ILMA Newsroom

Tentative Deal Reached to Avoid Rail Strike

Tentative Deal Reached to Avoid Rail Strike

President Biden announced in a statement this morning that a tentative deal has been reached between the railroads and rail labor, averting a possible nationwide strike tomorrow and a shutdown of the nation’s freight rail system. The tentative deal, which affects more than 100,000 rail workers, must be ratified by the union memberships, who said that they would not strike in the interim. The parties agreed to a “cooling off” period to ensure that, if the ratification fails for any reason, there will not be an immediate freight rail shut down. 

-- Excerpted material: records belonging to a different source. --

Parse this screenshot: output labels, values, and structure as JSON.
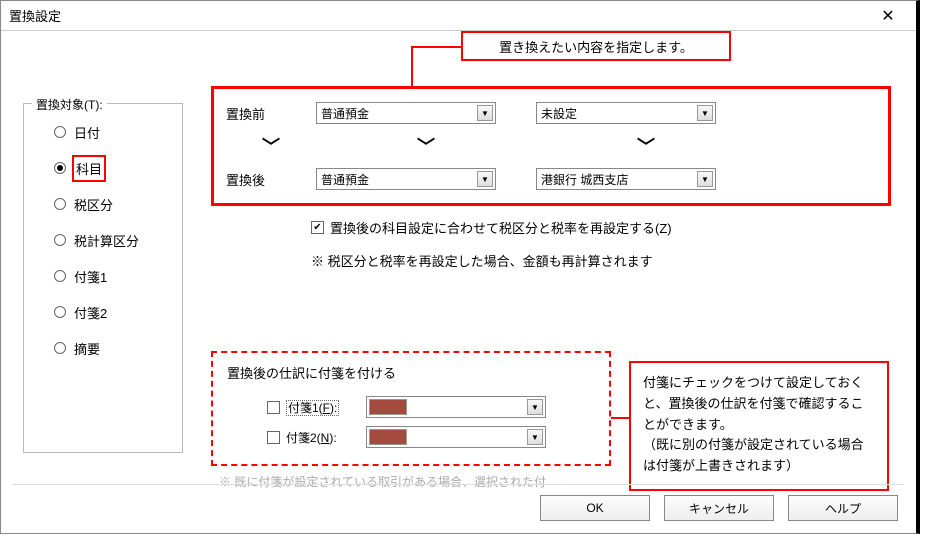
{
  "window": {
    "title": "置換設定"
  },
  "callout1": "置き換えたい内容を指定します。",
  "callout2": "付箋にチェックをつけて設定しておくと、置換後の仕訳を付箋で確認することができます。\n（既に別の付箋が設定されている場合は付箋が上書きされます）",
  "target": {
    "legend": "置換対象(T):",
    "options": [
      {
        "label": "日付",
        "checked": false
      },
      {
        "label": "科目",
        "checked": true
      },
      {
        "label": "税区分",
        "checked": false
      },
      {
        "label": "税計算区分",
        "checked": false
      },
      {
        "label": "付箋1",
        "checked": false
      },
      {
        "label": "付箋2",
        "checked": false
      },
      {
        "label": "摘要",
        "checked": false
      }
    ]
  },
  "main": {
    "before_label": "置換前",
    "after_label": "置換後",
    "before": {
      "combo1": "普通預金",
      "combo2": "未設定"
    },
    "after": {
      "combo1": "普通預金",
      "combo2": "港銀行 城西支店"
    },
    "recalc_check_label": "置換後の科目設定に合わせて税区分と税率を再設定する(Z)",
    "recalc_checked": true,
    "recalc_note": "※ 税区分と税率を再設定した場合、金額も再計算されます"
  },
  "fusen": {
    "title": "置換後の仕訳に付箋を付ける",
    "rows": [
      {
        "label_prefix": "付箋1(",
        "label_key": "F",
        "label_suffix": "):",
        "color": "#a34b3e",
        "checked": false
      },
      {
        "label_prefix": "付箋2(",
        "label_key": "N",
        "label_suffix": "):",
        "color": "#a34b3e",
        "checked": false
      }
    ],
    "truncated_note": "※ 既に付箋が設定されている取引がある場合、選択された付"
  },
  "buttons": {
    "ok": "OK",
    "cancel": "キャンセル",
    "help": "ヘルプ"
  }
}
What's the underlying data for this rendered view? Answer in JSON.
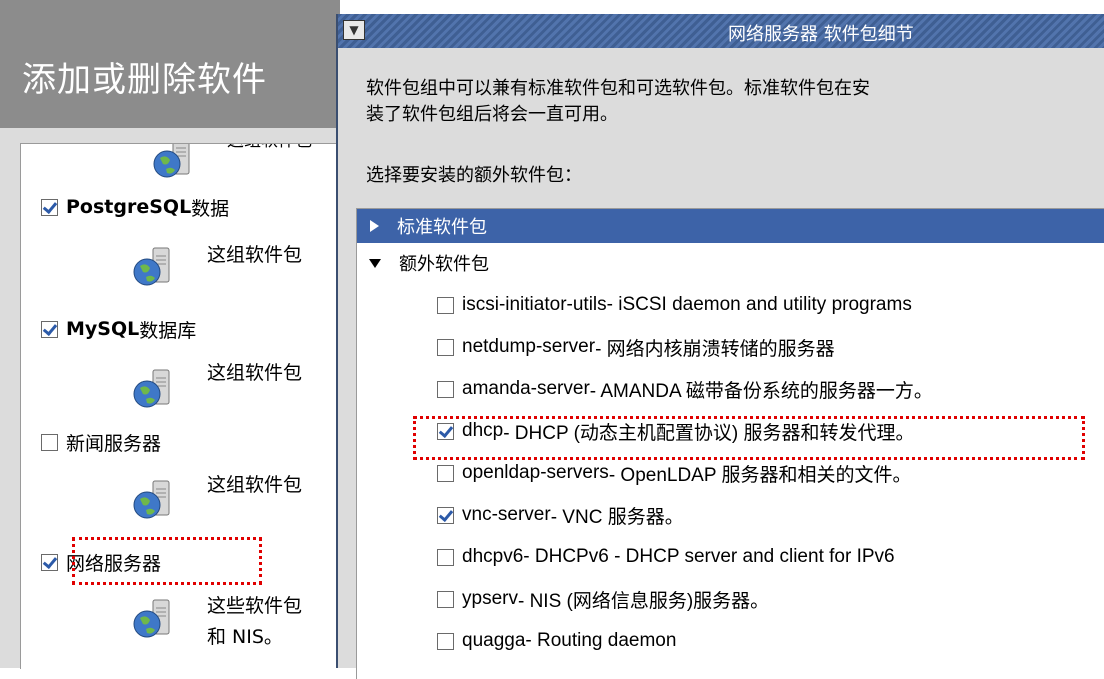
{
  "background_window": {
    "title": "添加或删除软件",
    "partial_top_text": "这组软件包",
    "groups": [
      {
        "label_bold": "PostgreSQL",
        "label_rest": " 数据",
        "checked": true,
        "desc": "这组软件包"
      },
      {
        "label_bold": "MySQL",
        "label_rest": " 数据库",
        "checked": true,
        "desc": "这组软件包"
      },
      {
        "label_bold": "",
        "label_rest": "新闻服务器",
        "checked": false,
        "desc": "这组软件包"
      },
      {
        "label_bold": "",
        "label_rest": "网络服务器",
        "checked": true,
        "desc": "这些软件包",
        "desc2": "和 NIS。"
      }
    ],
    "icon": "server-globe-icon"
  },
  "dialog": {
    "menu_icon": "chevron-down-icon",
    "title": "网络服务器 软件包细节",
    "description_line1": "软件包组中可以兼有标准软件包和可选软件包。标准软件包在安",
    "description_line2": "装了软件包组后将会一直可用。",
    "prompt": "选择要安装的额外软件包：",
    "standard_label": "标准软件包",
    "extra_label": "额外软件包",
    "packages": [
      {
        "name": "iscsi-initiator-utils",
        "desc": " - iSCSI daemon and utility programs",
        "checked": false
      },
      {
        "name": "netdump-server",
        "desc": " - 网络内核崩溃转储的服务器",
        "checked": false
      },
      {
        "name": "amanda-server",
        "desc": " - AMANDA 磁带备份系统的服务器一方。",
        "checked": false
      },
      {
        "name": "dhcp",
        "desc": " - DHCP (动态主机配置协议) 服务器和转发代理。",
        "checked": true
      },
      {
        "name": "openldap-servers",
        "desc": " - OpenLDAP 服务器和相关的文件。",
        "checked": false
      },
      {
        "name": "vnc-server",
        "desc": " - VNC 服务器。",
        "checked": true
      },
      {
        "name": "dhcpv6",
        "desc": " - DHCPv6 - DHCP server and client for IPv6",
        "checked": false
      },
      {
        "name": "ypserv",
        "desc": " - NIS (网络信息服务)服务器。",
        "checked": false
      },
      {
        "name": "quagga",
        "desc": " - Routing daemon",
        "checked": false
      }
    ]
  },
  "colors": {
    "highlight_border": "#e00000",
    "selection_bg": "#3d63a8",
    "titlebar": "#4a6ba3",
    "check": "#2c5aa8"
  }
}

“We are pleased to see the administration’s proactive approach to averting this potential blow to ILMA members’ already strained supply chains,” said ILMA CEO Holly Alfano. “ILMA will continue to work directly with the administration and Congress, as well as through the Rail Customer Coalition, to ensure our members can continue to supply essential products to the nation.”

ILMA wrote yesterday to congressional leaders, urging Congress to act if the railroads and their unions could not agree before the expiration this Friday of a 30-day moratorium that had forestalled a strike.

ILMA also wrote yesterday to the president, asking him to include lubricants in a priority list of commodities for transportation that his administration had been weighing if a strike occurred.

A freight rail strike could cost an estimated $2 billion a day. ILMA members have reported that the risk of a freight rail shutdown already has disrupted shipments of their raw materials and finished products.